After more than 5 decades in North America the car returned to Europe where it has been domiciled since. In penultimate custodian's hands for over 5 years, its previous owner, a Belgian Ferrari collector, reports a carefully executed enhancement of an already very fine restoration. The body and paintwork were fully restored by Bachelli & Villa 'Autosport' Modena, while the interior was renewed to an exacting standard by noted experts Tappezzeria Luppi also of Modena.
The mechanicals including gearbox, engine, carburettors, suspension, axles and brakes were rebuilt by Belgian Ferrari specialist 'L'Officina' and invoices for around circa €200,000 together with a photographic record of the work are on file. Testament to the condition of the car it was invited to the highly coveted Concorso d'Eleganza at Villa d'Este in 2016. In addition it has been Factory Classiche certified, has a 2016 FIVA ID card # 063025 and comes with cancelled 2007 US Kentucky title and current Belgian 'carte grise' registration document.
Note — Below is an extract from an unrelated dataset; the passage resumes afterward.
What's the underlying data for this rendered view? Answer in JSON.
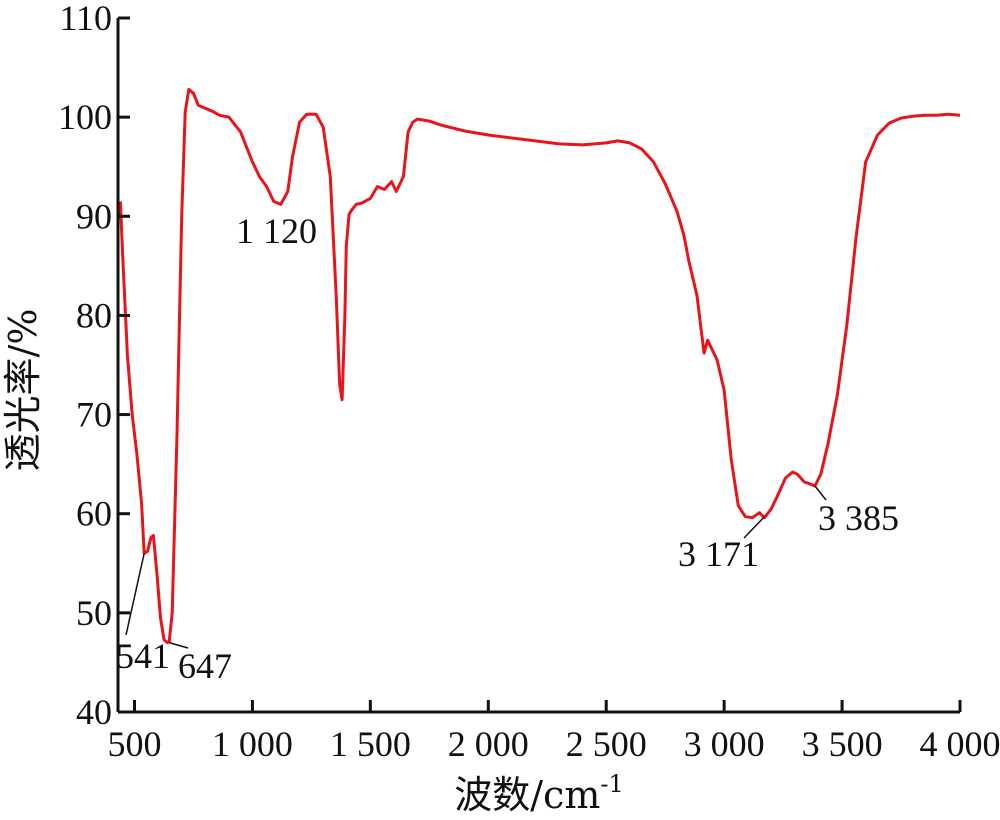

Purchased by the vendor another Belgian collector of '50s and '60s sports cars in 2017 the car has since undergone a service of the shock absorbers, the drive shaft has been balanced and minor details have been sorted with an invoice of close to €7,000 on file dated March 2018. For sale due to lack of use in the current collection, more refined and practical than any previous road-going Ferrari yet retaining the sporting heritage of its predecessors, the 250GT Boano is a landmark model of historical significance of which '0543' is a fine example.